In the 2.6.0 Android release, the "Emgu.TF.Lite.Runtime.Android.dll" file size is 12MB. It contains the native binary for all supported CPU architectures, including "arm64-v8a", "armeabi-v7a", "x86" and "x64".

If you are building an app for Google Play Store submission, we recommend using the AAB (Android App Bundle) format. When end-user download the APK package generated from the AAB file, only one out of 4 CPU architectures matching the user device will be included, resulting in a much smaller size occupied by Emgu TF Lite for Android runtime. FYI, the download size limit of the compressed APK generated from the AAB is 150MB as of Apr 2021. That should give you lots of rooms to include other libraries on top of Emgu TF Lite.

Another option is to build one APK per CPU architecture. The process of submmiting multi-architecture APK is much more compilcated than using AAB. Google recommend using AAB instead.

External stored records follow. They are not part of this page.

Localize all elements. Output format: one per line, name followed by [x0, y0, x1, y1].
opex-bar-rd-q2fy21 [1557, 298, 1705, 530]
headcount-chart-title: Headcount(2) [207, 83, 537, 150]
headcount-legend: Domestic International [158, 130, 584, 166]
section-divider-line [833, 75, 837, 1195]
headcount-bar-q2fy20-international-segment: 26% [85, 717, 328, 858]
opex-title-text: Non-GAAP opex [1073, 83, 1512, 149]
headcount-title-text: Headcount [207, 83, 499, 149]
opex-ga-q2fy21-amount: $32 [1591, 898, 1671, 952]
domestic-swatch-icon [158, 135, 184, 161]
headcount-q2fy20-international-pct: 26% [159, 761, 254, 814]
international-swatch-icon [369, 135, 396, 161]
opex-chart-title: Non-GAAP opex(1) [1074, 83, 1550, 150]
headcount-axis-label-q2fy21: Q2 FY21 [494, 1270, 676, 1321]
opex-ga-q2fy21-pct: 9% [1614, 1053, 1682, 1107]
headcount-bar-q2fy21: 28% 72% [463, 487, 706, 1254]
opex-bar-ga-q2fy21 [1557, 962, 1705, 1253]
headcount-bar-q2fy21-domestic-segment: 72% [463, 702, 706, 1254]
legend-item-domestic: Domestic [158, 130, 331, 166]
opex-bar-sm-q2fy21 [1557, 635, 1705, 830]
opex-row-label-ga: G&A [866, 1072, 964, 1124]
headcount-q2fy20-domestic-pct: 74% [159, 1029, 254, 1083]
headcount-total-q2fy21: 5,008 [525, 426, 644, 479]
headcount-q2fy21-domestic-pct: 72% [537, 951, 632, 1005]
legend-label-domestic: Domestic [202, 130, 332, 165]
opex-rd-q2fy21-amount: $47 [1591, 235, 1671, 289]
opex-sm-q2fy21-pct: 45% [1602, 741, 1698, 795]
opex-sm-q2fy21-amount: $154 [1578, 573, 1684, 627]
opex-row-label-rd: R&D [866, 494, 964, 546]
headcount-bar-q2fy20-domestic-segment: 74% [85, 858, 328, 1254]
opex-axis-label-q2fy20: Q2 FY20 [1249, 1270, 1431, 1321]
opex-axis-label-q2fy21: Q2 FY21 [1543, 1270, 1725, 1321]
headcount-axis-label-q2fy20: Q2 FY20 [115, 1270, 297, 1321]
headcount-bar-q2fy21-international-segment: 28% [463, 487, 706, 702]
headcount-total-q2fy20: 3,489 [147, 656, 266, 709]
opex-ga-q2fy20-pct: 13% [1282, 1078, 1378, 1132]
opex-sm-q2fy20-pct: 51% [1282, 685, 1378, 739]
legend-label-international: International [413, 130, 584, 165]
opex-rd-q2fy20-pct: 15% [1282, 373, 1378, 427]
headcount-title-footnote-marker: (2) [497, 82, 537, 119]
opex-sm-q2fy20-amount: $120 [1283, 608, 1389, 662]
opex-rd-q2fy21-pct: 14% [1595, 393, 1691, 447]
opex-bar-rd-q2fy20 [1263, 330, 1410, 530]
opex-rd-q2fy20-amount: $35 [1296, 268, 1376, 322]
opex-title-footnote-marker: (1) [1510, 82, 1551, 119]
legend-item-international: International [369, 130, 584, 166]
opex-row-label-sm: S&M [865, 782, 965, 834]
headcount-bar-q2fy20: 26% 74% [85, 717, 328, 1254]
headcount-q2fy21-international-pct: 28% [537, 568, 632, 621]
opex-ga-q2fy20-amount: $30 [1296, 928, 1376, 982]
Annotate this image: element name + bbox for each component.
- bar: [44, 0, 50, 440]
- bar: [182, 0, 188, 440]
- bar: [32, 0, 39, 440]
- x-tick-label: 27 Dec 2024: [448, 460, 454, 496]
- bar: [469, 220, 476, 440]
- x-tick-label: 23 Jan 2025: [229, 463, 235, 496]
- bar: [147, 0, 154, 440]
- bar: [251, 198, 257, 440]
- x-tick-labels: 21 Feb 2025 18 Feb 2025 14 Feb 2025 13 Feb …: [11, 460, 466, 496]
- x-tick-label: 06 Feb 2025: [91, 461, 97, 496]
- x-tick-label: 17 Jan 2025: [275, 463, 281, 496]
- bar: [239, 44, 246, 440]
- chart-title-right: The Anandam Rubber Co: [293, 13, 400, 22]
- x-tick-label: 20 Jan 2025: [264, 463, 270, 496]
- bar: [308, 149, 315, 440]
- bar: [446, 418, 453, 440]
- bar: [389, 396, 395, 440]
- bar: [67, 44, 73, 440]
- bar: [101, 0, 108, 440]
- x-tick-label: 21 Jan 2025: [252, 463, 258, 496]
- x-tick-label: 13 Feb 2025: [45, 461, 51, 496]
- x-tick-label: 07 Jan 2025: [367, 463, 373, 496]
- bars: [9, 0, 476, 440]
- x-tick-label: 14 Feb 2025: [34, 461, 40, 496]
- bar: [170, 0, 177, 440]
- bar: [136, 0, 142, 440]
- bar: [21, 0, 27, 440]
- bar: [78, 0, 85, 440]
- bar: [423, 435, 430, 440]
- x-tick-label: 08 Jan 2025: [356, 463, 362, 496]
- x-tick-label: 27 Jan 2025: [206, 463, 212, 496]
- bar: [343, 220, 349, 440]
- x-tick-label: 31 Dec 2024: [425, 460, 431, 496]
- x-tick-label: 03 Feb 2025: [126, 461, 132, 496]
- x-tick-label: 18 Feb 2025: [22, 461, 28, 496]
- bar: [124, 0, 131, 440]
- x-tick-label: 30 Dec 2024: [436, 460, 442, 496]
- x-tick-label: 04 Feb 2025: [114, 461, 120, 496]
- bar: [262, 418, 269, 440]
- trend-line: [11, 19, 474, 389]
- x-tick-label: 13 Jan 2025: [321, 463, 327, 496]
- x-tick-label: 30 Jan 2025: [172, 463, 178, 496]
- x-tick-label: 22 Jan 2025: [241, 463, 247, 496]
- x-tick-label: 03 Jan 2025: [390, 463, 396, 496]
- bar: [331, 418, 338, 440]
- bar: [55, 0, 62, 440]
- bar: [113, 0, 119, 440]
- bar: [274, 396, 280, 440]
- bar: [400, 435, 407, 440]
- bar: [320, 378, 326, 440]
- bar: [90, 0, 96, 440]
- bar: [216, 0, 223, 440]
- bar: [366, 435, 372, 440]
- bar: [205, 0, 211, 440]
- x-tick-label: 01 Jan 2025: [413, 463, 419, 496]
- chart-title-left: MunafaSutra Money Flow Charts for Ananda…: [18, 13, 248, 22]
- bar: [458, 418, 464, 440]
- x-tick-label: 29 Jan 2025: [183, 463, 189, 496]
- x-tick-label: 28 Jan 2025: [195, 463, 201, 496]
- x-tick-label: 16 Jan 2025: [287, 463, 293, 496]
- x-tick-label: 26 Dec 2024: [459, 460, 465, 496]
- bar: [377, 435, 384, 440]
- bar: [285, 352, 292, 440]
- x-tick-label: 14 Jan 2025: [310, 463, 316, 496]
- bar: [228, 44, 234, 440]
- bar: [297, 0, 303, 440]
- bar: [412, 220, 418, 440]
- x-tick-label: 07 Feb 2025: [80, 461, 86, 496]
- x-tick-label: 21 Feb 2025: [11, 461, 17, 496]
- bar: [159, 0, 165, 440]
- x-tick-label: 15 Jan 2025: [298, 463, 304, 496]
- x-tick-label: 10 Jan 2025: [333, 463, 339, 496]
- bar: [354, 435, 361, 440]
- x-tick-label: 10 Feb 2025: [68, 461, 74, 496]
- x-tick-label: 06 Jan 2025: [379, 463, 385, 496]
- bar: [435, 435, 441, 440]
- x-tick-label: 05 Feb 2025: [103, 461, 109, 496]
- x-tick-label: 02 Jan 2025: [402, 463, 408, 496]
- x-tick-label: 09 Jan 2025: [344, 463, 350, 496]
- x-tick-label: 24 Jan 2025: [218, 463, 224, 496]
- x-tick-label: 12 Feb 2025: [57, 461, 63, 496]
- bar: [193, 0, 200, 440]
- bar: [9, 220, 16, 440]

At last, if you are only targeting arm64-v8a devices, you can select just arm64-v8a architecture. When the final APK is build, the compiler will strip out all the binary for the architectures that are not used. It will significantly reduce the final size of the APK. Depends on the number of functions you used, if you are only targeting a single arm64-v8a architecture, the final APK size should be much smaller.

Demos

The demo solution is available under the "Solution\Android" folder.